"Sampai jumpa Dray." Tangan lembut Harry membelai pipi Draco.
Cup, Harry mengecup pipi kanan Draco.
Cup, pipi kiri pun tidak lupa dia sapa, dan
Cup, kecupan manis tepat di bibir Draco.
"Sampai jumpa lagi nanti malam." Dia melepaskan tangannya yang masih setia bertengger di pipi si pirang tak selang beberapa lama, kecupan kupu-kupu kembali dia layangkan pada Draco yang dia aku sebagai kekasihnya yang membuat Draco tersenyum miris.
Harry melambaikan tangannya dan melangkahkan kaki-kaki jenjangnya menjauh dari posisi Draco berdiri.

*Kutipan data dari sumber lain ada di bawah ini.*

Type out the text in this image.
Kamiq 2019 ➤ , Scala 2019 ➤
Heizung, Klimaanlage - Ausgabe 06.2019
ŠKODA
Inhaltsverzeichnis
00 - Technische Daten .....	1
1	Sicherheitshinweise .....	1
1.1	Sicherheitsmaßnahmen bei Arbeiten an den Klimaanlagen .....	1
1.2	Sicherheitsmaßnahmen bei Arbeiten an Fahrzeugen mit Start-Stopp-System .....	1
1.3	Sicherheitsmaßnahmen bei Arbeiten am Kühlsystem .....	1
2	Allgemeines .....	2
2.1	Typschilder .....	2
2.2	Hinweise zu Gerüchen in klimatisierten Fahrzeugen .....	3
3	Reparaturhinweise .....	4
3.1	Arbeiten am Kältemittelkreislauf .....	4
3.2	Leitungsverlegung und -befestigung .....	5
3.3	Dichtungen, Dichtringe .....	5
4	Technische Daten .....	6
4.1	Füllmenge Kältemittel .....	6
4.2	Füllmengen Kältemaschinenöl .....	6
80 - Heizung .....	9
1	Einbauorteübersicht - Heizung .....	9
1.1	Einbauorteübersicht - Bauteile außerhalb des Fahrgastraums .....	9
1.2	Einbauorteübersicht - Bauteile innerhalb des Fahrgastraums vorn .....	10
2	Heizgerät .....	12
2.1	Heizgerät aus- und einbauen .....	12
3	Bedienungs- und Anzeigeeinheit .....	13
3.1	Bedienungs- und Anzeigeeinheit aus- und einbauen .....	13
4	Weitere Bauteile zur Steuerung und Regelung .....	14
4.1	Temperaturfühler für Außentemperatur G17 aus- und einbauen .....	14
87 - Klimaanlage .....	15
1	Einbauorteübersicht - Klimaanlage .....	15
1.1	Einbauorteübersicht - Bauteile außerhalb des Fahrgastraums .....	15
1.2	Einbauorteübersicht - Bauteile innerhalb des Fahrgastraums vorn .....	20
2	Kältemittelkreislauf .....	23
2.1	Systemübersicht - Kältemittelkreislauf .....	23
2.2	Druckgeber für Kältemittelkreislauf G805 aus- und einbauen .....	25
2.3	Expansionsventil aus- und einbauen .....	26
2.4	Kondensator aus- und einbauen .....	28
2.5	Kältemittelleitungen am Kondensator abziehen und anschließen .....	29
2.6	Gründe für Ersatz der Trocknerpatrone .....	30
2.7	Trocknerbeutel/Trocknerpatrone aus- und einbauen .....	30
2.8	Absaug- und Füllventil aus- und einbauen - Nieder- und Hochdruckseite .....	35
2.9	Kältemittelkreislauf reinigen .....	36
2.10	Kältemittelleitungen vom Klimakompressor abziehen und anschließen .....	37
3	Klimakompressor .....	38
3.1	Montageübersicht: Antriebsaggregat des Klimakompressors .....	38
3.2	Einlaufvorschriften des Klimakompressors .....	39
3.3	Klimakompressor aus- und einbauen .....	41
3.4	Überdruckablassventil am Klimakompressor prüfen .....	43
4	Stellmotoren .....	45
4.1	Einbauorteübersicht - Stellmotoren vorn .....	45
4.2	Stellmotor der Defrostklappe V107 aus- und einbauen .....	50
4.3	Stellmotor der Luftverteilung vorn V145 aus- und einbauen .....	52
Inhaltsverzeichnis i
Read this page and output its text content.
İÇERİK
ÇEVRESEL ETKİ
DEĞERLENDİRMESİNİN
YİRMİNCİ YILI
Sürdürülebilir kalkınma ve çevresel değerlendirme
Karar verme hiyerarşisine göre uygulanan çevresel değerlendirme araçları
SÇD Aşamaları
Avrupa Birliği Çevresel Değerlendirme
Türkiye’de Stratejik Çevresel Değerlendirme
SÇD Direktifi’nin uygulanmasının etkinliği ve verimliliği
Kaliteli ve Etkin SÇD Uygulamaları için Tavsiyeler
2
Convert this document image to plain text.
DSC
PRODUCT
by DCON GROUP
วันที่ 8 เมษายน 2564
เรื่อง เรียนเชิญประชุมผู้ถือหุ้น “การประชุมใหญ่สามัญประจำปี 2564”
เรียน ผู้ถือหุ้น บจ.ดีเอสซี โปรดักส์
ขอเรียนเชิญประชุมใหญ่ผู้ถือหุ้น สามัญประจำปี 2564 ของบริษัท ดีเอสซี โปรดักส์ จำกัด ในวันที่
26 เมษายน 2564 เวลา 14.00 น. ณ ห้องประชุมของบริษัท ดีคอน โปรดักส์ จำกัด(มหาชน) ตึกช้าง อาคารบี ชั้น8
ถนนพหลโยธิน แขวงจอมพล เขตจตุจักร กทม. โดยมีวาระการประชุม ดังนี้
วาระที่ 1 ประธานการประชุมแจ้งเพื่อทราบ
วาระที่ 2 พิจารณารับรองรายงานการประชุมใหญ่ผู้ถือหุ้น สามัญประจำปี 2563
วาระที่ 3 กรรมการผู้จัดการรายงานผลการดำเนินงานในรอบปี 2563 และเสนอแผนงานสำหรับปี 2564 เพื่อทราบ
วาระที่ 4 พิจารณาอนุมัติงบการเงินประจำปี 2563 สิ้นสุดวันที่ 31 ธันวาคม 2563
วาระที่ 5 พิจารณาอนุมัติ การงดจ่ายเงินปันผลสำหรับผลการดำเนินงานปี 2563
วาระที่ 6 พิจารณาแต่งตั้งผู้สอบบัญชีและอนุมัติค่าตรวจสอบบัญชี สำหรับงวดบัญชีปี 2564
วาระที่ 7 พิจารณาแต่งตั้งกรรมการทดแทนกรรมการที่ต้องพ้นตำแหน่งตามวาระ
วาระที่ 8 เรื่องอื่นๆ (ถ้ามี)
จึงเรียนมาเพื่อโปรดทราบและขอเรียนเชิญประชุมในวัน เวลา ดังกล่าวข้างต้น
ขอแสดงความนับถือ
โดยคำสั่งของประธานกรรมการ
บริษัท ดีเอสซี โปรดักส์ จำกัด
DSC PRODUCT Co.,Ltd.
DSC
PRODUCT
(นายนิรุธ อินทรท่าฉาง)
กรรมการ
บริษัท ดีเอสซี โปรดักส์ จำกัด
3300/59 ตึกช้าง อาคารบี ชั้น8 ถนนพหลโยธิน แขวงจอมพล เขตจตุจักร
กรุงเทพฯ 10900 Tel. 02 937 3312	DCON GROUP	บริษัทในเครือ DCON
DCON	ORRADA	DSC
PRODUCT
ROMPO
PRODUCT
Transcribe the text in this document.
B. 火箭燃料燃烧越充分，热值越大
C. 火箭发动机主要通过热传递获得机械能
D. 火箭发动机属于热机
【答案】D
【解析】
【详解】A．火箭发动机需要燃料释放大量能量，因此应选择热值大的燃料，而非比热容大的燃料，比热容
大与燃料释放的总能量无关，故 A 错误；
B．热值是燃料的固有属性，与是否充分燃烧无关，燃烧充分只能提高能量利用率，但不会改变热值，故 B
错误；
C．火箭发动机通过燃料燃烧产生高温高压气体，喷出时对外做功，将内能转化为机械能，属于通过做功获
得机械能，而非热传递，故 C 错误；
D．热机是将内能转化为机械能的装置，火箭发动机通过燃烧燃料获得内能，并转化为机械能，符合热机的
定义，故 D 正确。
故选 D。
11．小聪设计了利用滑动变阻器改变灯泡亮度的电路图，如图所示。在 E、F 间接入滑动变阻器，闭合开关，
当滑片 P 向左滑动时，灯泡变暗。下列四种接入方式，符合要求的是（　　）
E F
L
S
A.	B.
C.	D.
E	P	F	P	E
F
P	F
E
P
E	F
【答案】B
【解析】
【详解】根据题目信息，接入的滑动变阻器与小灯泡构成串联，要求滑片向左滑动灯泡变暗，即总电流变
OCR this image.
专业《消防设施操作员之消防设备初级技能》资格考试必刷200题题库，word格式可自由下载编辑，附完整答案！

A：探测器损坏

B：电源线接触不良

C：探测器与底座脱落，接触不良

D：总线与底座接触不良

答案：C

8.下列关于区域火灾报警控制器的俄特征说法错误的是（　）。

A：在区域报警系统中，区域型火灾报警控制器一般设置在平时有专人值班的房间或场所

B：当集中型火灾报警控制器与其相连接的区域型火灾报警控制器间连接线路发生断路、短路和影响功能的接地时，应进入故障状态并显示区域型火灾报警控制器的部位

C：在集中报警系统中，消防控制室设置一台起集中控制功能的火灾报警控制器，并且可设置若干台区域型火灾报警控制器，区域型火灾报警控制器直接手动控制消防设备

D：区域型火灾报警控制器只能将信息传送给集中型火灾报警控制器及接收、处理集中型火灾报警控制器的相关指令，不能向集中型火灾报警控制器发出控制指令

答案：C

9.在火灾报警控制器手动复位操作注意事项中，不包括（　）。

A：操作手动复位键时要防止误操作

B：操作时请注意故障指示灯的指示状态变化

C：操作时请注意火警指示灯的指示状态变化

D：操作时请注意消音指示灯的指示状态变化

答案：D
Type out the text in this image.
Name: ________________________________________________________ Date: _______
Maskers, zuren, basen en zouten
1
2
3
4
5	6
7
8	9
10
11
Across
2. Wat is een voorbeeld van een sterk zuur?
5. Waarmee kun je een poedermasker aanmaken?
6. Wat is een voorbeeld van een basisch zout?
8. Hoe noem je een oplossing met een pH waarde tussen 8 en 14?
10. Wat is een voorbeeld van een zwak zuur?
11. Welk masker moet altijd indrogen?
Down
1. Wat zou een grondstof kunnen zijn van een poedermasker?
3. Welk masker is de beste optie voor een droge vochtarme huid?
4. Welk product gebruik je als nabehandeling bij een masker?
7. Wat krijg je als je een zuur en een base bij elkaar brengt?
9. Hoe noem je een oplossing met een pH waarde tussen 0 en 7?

Keduanya berpisah di lorong, kelas keduanya berbeda, mulai dari siang hari hingga malam menjemput.
Draco masih setia berdiri di posisi yang sama, dia tertawa miris, kondisi ini seakan memberikannya gambaran di hari ketika Harry menjauh darinya, hanya saja ada yang berbeda. Ketika hari itu tiba tidak akan ada kata cinta yang keluar dari mulut Harry, tidak akan ada lagi belaian halus di pipinya yang kian hari kian tirus, tidak akan ada lagi senyuman manis yang ditujukan padanya, tidak akan ada lagi lambaian, dan ucapan sampai berjumpa lagi.
Psikisnya kian terpuruk, rasa bersalah kian menumpuk. Draco kini masuk dalam jurang tak berdasar yang dipenuhi rasa bersalah dan ketakutan tak berujung.
Masih sudikah Harry menerimanya nanti? Saat Harry meneguk penawar ramuan cintanya, sudikah Harry memaafkan segala kesalahannya, kesombongan, dan tingkah bajingan nya?
Sudut matanya mengeluarkan air mata tanpa bisa dia bendung. Tidak ada kah satu orang pun di Hogwarts yang menyadari kesakitan hatinya? Draco benci dirinya yang cengeng, tapi dia butuh seseorang untuk mengulurkan tangan dan memberikannya dukungan moral.
Sekelebat bayangan orang tuanya muncul. Akankah Lucius mengutuknya karena Draco yang mengeluarkan air mata? Atau kemungkinan terburuk, Draco dicoret dari daftar warisan saat ayahnya yang notabene adalah seorang mantan Death Eater dan sangat menginginkan Harry mati mengetahui rasa cinta tak terbalasnya pada Harry.
Kapan dunia akan mengerti dirinya? Akan mengerti deritanya?
Draco mengusap air mata yang masih meluncur deras dari sudut matanya. 'Kau bisa Dragon, hanya sebentar lagi.' Draco mencoba menguatkan dirinya sendiri. Apakah semua orang disini terlalu buta?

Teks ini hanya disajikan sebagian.